Updated: Jun 19, 2021


This queer memoir charts 12 years in the life of American writer and artist Stephen van Dyck as he charts, chronologically, dispassionately, all of the people he's met on the internet from age 13 onwards. Many are hook-ups. All are described anecdotally in a formal, factual prose seemingly devoid of feeling or judgement.


It's not for everyone. It certainly took me a while to get into it. As an art project, if felt facile and self-indulgent. The parade of names, faces and body parts seemed monotonous and confusing. The writer's detachment was challenging. As a reader, I kept asking myself, why should I care?


And then about halfway through, the power of the work - which had been accruing discreetly, in thin layers - began to make itself known. At first it took the form of an uncomfortable feeling as I realised that while the writer refrained from judging these people, I was doing just that. I began to question my own reactions not just to the text, but to the queer bodies and identities in my own life.


The cohesion and rigidity of the format means that stories don't feel edited to serve a narrative. This allows the randomness and contradictions of this cross-section of humanity to make it onto the page, raw and real. It also means that when a sliver of unmanufactured beauty, humour or sadness shines through the list, its impact is naturally amplified.


Like the best memoirs written early in life, this is less about the writer than it is about the times in which the writer formed his worldview.
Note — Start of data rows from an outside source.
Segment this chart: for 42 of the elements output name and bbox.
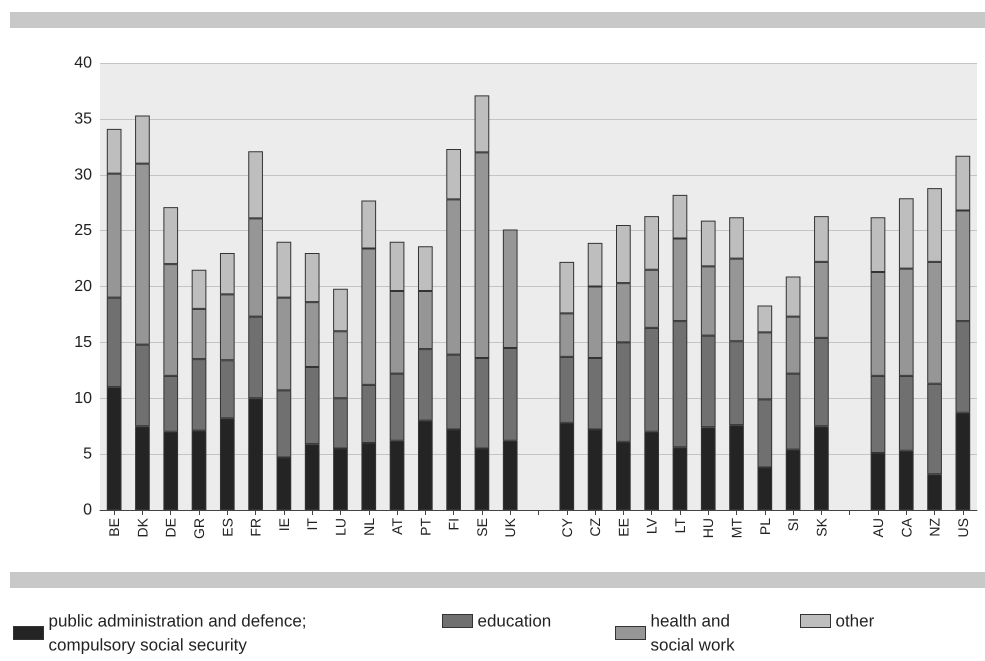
x-tick-label: GR xyxy=(191,518,208,539)
x-tick-label: US xyxy=(954,518,971,538)
x-tick-label: SE xyxy=(474,518,490,537)
legend-label: health and social work xyxy=(650,612,736,654)
x-tick-label: CZ xyxy=(587,518,604,537)
y-tick-label: 30 xyxy=(74,166,92,184)
y-tick-label: 20 xyxy=(74,278,92,295)
y-tick-label: 25 xyxy=(74,222,92,240)
x-tick-label: NZ xyxy=(926,518,943,537)
x-tick-label: PL xyxy=(756,518,773,536)
x-tick-label: CA xyxy=(898,517,914,538)
x-tick-label: NL xyxy=(360,518,377,536)
x-tick-label: EE xyxy=(615,518,632,537)
y-tick-label: 15 xyxy=(74,334,92,351)
x-tick-label: AU xyxy=(870,518,886,538)
x-tick-label: UK xyxy=(502,517,518,538)
x-tick-label: ES xyxy=(219,518,236,537)
legend-label: other xyxy=(836,612,875,630)
y-tick-label: 0 xyxy=(83,502,92,518)
y-tick-label: 40 xyxy=(74,54,92,72)
x-tick-label: LT xyxy=(672,518,688,534)
x-tick-label: MT xyxy=(728,518,745,538)
legend-label: education xyxy=(478,612,552,630)
x-tick-label: FI xyxy=(446,518,462,530)
x-tick-label: BE xyxy=(106,518,122,537)
x-tick-label: CY xyxy=(558,517,575,538)
legend-label: public administration and defence; compulsory social security xyxy=(48,612,312,654)
y-tick-label: 35 xyxy=(74,110,92,128)
x-tick-label: DE xyxy=(162,518,179,538)
x-tick-label: PT xyxy=(417,518,434,536)
x-tick-label: FR xyxy=(248,518,264,537)
y-tick-label: 5 xyxy=(83,446,92,463)
x-tick-label: HU xyxy=(700,518,716,538)
x-tick-label: SK xyxy=(813,517,830,537)
x-tick-label: LU xyxy=(332,518,348,536)
x-tick-label: DK xyxy=(134,517,150,538)
x-tick-label: IE xyxy=(276,518,292,532)
x-tick-label: AT xyxy=(389,518,406,535)
x-tick-label: IT xyxy=(304,518,320,530)
x-tick-label: LV xyxy=(644,517,660,534)
x-tick-label: SI xyxy=(785,518,802,532)
y-tick-label: 10 xyxy=(74,390,92,407)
It charts nothing less than the transformation of queer culture as the internet began to permeate our lives, our thoughts, our social structures and our sexualities.


People I've Met From The Internet updates the raw, gritty honesty of a Dennis Cooper or Guillaume Dustan for the age of Craigslist. As an arts project, it’s both self-absorbed and – as the brilliant final sentences make clear - dizzying in scope. In casting its unflinching gaze inward, (genital) wart and all, it also holds up a mirror to the reader. Whether we are prepated to stare back as unflinchingly is entirely up to us.